Da coluna Caixa Zero, publicada nesta quarta-feira, na Gazeta do Povo:
O professor João Féder, falecido ontem, foi conselheiro do Tribunal de Contas do Estado durante 33 anos. Ao passar para a aposentadoria compulsória, em 2000, deu entrevista dizendo que se acostumou a perder as votações no TC sempre pelo mesmo placar: seis a um. Era seu jeito discreto de dizer que, ao contrário dele, os colegas não votavam tecnicamente, mas por outros motivos. Como se vê, há problemas que vêm de longe.

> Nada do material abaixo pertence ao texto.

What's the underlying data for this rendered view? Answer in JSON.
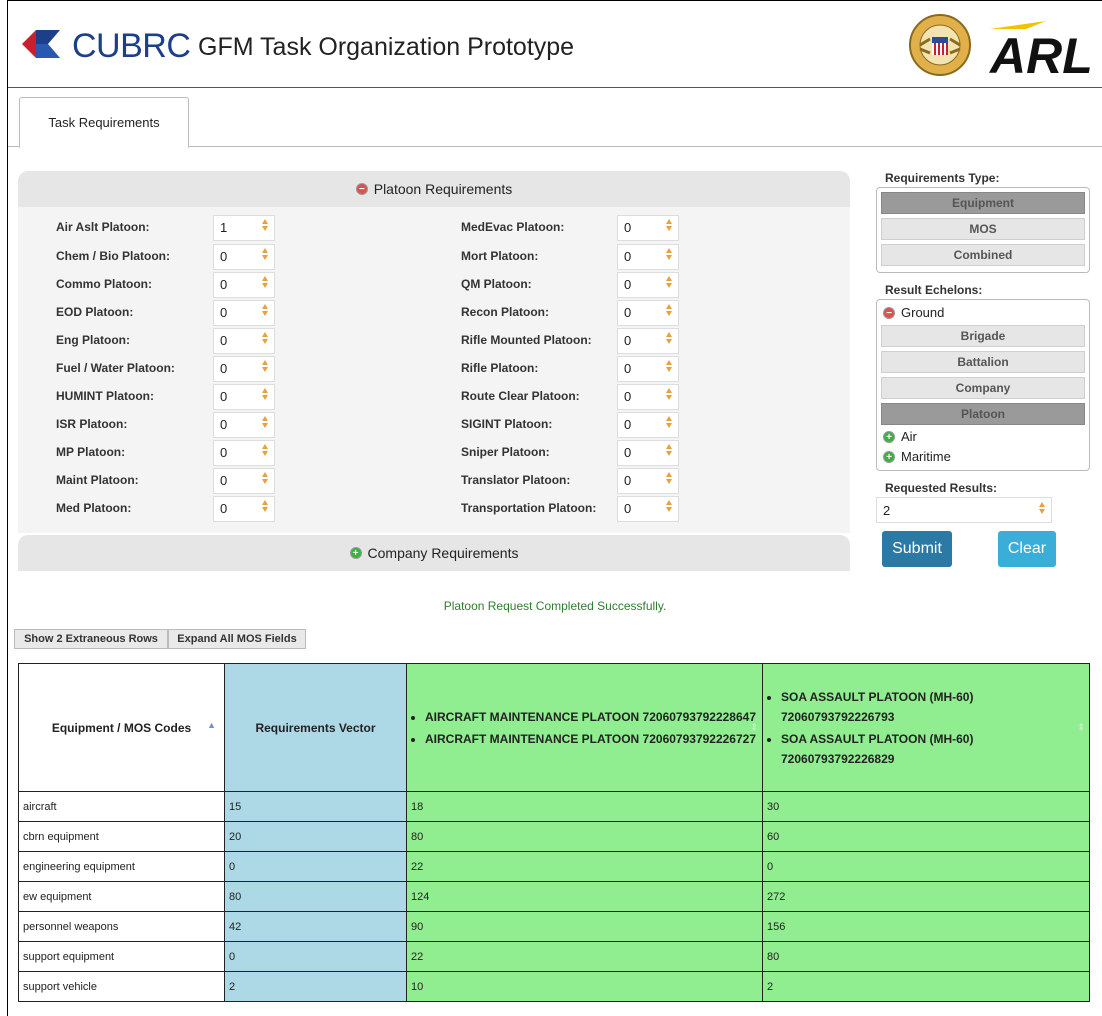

O relatório do ministro Francisco Falcão apresentado ontem ao Conselho Nacional de Justiça (CNJ) fala rapidamente do TC. E a citação tem justamente o propósito de questionar a independência dos conselheiros que vigiam as contas alheias. Falcão relatou todas as suspeitas que pesam contra Clayton Camargo, ex-presidente do Tribunal de Justiça do Paraná. Se vai haver condenação, não se sabe. O que se sabe é que o CNJ considerou as acusações graves o suficiente para tirá-lo do cargo.
A maior parte das suspeitas tem a ver com o patrimônio de Clayton Camargo. Mas uma delas tem relação com os três Poderes do Paraná. É a suspeita de que o TJ e o governo do estado teriam atuado de maneira ilícita, junto com a Assembleia Legislativa, em um acordo que tinha duas partes. De um lado, o governo garantia que seus aliados elegeriam Fabio Camargo, filho do presidente do Judiciário, para o TC. De outro, o TJ aprovaria um projeto que poria fim à penúria financeira do governo Beto Richa.
O relatório de Francisco Falcão, embora não tenha decidido sobre o caso, reproduz um trecho do texto da Procuradoria da República. “Um projeto de lei que autoriza o repasse para o caixa do Executivo de 30% dos depósitos judiciais de posse do TJ/PR, de autoria conjunta do Judiciário paranaense e do governo, foi aprovado pelo Órgão Especial do Tribunal de Justiça no mesmo dia em que o ex-deputado estadual Fabio Camargo, filho do Presidente do Tribunal de Justiça, Clayton Camargo, tomou posse como conselheiro do Tribunal de Contas do Estado”.
Falcão não fecha a conta, mas diz que “existe a suspeita de que o Desembargador Clayton Camargo, pai de Fabio Camargo, agiu para beneficiar o filho na eleição para o TCE-PR, tudo a ensejar a prática do delito de tráfico de influência pelo Presidente do TJ/PR”. O caso está no Superior tribunal de Justiça e nas mãos da ministra Eliana Calmon. Aquela famosa por dizer que no Brasil há “bandidos de toga”.
É quase todo o Centro Cívico sob suspeita. Quatro instituições com sede na Praça Nossa Senhora da Salete podem ser afetadas. O TJ, que já teve seu presidente afastado. O Tribunal de Contas, que tem um conselheiro cuja eleição é questionada. O governo do estado, que supostamente teria oferecido vantagens à família Camargo em troca de dinheiro para o caixa. E a Assembleia Legislativa, que pode ter eleito um conselheiro por motivos espúrios.
Todos negam o esquema, claro. E muita água vai passar debaixo da ponte antes que haja um julgamento. Sem contar com a possibilidade de embargos infringentes. Mas é sempre bom saber que hoje, com o CNJ, há alguém investigando tudo isso. Tempos atrás, seria apenas mais uma suspeita jogada para debaixo do tapete.